PARTNERSHIPS
Mineral Resources sells 30% to POSCO for US$765m, signaling that joint ventures are becoming the go-to way to lock in lithium supply
20 Jan 2026

Australia’s lithium industry has delivered a clear signal to global markets. The scramble for battery materials is speeding up, and long-term partnerships are replacing arms-length deals.
Mineral Resources has agreed to sell a 30% stake in its operating lithium business to South Korea’s POSCO Holdings for about US$765 million. The deal sits inside a new joint venture covering the Wodgina and Mt Marion projects in Western Australia, with Mineral Resources keeping operational control.
On the surface, it looks like a sizeable capital raising. Look closer and it reveals how the battery supply chain is being rewired. Access to lithium is increasingly secured through ownership and alignment, not spot purchases or short-term contracts.
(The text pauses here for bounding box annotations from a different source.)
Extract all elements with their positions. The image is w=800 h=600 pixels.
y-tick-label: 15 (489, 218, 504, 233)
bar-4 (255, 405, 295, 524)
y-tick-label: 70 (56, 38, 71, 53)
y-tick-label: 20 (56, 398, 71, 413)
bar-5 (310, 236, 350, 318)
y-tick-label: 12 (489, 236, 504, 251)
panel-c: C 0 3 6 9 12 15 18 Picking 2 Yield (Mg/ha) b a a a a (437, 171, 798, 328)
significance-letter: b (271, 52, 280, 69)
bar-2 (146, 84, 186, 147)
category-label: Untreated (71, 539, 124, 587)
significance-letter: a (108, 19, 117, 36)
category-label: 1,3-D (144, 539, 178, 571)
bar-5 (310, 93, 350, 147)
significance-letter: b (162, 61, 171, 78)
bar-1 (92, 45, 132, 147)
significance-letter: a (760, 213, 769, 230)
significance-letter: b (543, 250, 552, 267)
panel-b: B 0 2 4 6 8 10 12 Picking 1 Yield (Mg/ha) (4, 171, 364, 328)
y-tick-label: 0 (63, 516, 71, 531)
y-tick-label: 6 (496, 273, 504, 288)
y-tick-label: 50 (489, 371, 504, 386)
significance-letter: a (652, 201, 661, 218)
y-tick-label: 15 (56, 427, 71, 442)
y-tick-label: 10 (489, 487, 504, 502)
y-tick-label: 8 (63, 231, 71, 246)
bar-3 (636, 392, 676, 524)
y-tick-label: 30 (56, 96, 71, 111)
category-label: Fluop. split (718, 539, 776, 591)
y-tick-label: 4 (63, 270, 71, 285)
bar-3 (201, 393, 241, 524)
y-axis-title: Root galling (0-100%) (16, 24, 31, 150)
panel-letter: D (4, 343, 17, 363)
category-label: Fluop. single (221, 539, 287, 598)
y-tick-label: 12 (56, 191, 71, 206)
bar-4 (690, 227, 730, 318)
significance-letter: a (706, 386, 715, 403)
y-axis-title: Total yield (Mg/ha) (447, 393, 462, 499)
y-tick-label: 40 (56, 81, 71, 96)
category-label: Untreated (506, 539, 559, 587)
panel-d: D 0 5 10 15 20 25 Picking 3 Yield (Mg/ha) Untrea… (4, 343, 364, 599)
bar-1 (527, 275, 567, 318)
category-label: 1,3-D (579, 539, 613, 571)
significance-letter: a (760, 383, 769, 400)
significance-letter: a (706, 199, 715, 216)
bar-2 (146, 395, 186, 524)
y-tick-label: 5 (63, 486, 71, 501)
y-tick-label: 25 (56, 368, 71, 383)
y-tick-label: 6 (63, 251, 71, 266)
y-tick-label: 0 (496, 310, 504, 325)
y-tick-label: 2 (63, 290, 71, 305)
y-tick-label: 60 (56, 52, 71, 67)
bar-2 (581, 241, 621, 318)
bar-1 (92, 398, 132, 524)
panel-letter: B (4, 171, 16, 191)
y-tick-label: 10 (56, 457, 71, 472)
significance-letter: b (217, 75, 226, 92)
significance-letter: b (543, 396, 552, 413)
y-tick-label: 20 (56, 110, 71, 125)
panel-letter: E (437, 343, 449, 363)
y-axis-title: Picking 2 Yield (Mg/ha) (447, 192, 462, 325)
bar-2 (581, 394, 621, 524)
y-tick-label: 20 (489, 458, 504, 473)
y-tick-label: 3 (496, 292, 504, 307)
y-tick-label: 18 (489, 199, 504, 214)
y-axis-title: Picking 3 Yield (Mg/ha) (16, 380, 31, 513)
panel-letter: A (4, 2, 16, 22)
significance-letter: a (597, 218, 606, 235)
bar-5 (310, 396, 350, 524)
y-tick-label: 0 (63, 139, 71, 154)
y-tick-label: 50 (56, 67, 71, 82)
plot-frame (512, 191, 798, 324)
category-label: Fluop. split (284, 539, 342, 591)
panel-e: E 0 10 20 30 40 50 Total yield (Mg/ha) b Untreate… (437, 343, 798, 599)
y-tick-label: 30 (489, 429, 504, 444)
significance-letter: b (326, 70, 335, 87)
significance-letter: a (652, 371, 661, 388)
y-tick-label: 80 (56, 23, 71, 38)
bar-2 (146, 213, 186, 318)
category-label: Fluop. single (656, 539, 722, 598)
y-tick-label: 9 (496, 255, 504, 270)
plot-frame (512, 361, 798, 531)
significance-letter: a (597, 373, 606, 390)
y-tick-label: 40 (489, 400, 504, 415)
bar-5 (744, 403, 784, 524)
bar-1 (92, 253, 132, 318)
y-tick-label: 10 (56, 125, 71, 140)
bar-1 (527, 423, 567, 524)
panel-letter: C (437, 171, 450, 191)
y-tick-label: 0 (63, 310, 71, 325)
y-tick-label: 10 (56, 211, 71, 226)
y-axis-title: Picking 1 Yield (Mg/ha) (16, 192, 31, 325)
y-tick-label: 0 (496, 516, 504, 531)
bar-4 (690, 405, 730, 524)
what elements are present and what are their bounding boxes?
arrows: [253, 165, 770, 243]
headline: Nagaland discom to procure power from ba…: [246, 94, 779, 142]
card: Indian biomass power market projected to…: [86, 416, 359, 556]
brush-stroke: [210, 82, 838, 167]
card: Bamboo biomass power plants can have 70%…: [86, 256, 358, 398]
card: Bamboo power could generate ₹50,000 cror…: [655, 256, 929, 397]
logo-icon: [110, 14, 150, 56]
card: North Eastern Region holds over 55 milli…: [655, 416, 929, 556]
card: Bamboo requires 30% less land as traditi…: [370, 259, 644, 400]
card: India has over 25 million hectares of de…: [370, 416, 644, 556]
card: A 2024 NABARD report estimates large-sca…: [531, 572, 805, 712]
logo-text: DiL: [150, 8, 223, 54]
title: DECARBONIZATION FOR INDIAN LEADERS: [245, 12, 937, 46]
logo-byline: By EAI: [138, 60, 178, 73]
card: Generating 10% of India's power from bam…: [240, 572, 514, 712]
For POSCO, the logic is straightforward. Electric vehicles and energy storage have made lithium supply more strategic and more uncertain. Prices swing, trade policy shifts, and demand forecasts rarely sit still. An equity stake offers insulation from shortages and locks the company into one of the world’s most reliable lithium regions.
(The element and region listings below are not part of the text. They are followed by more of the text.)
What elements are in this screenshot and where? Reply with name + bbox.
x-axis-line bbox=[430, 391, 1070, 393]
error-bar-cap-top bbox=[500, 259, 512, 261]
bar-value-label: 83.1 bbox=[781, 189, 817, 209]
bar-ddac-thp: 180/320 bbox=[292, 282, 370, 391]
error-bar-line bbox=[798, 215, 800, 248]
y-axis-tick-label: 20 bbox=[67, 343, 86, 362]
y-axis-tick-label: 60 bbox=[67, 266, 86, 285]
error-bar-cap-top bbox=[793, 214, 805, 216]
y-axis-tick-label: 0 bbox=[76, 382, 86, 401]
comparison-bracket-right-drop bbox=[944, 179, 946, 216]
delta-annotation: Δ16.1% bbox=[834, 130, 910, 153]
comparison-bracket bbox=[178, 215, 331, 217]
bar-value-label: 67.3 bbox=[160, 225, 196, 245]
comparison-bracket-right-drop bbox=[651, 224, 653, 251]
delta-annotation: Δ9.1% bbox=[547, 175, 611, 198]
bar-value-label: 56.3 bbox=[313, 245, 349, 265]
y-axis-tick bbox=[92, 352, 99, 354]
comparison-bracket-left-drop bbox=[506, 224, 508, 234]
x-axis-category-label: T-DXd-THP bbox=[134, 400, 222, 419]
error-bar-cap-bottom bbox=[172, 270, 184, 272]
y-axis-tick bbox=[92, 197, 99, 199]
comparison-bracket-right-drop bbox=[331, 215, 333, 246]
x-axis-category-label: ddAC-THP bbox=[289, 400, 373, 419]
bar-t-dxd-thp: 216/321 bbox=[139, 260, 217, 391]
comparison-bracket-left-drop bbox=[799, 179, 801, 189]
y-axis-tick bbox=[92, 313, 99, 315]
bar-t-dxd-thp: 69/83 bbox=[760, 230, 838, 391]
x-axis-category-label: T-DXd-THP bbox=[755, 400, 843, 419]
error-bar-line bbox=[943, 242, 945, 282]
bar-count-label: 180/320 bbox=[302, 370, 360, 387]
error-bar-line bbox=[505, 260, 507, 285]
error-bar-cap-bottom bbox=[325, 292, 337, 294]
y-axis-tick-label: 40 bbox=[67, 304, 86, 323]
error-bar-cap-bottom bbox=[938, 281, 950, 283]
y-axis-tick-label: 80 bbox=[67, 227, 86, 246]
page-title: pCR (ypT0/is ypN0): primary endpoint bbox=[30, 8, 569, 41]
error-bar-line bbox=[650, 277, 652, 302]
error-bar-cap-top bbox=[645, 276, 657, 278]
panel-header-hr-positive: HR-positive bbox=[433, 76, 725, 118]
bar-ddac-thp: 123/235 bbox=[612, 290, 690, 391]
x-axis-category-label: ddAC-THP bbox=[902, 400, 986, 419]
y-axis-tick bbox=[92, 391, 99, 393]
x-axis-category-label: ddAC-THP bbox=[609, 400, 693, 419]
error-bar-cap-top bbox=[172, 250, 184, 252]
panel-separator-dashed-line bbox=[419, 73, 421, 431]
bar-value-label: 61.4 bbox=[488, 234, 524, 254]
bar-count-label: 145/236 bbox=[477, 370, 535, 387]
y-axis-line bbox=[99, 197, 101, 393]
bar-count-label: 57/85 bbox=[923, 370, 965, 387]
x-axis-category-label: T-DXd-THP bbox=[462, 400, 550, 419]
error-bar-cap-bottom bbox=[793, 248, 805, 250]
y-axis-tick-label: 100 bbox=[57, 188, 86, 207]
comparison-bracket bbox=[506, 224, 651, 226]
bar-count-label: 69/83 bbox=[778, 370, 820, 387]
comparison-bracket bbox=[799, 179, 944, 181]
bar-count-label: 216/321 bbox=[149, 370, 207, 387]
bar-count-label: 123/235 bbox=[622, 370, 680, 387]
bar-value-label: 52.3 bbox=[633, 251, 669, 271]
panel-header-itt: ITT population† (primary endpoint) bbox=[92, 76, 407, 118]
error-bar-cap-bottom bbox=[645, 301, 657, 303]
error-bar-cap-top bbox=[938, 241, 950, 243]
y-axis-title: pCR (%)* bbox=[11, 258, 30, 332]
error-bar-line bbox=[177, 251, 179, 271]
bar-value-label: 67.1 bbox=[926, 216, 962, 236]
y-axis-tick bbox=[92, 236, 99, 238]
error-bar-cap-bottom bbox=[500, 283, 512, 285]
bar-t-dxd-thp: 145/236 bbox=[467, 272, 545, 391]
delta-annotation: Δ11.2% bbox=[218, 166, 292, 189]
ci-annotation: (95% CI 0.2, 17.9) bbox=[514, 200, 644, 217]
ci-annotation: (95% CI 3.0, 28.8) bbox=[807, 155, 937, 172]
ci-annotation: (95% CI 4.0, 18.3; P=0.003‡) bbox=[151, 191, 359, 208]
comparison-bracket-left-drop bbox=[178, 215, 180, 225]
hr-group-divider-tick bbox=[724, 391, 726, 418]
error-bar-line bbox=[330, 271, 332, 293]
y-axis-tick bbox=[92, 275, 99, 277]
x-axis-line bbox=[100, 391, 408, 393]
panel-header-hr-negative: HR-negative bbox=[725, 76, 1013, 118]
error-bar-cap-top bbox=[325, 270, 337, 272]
For Mineral Resources, the upside is immediate. The transaction strengthens the balance sheet, injects cash, and preserves majority control of prized assets. It also affirms the long-term value of Australian lithium at a time when mining capital is harder to attract and scrutiny on spending is rising.
Beyond the companies involved, the deal highlights a broader shift. More lithium is being tied up in joint ventures and strategic alliances, shrinking the pool available to independent buyers. Processors and refiners without direct mine exposure may find competition intensifying as supply becomes increasingly spoken for.
Joint ventures bring compromises, from shared governance to regulatory oversight. Even so, the direction of travel is hard to miss. The industry is moving away from transactional selling toward deeper, cross-border collaboration.
As electric vehicle adoption continues to build, this Australia-based partnership looks less like an exception and more like a blueprint. Expect more tie-ups, tighter supply chains, and a faster push to secure the materials the energy transition depends on.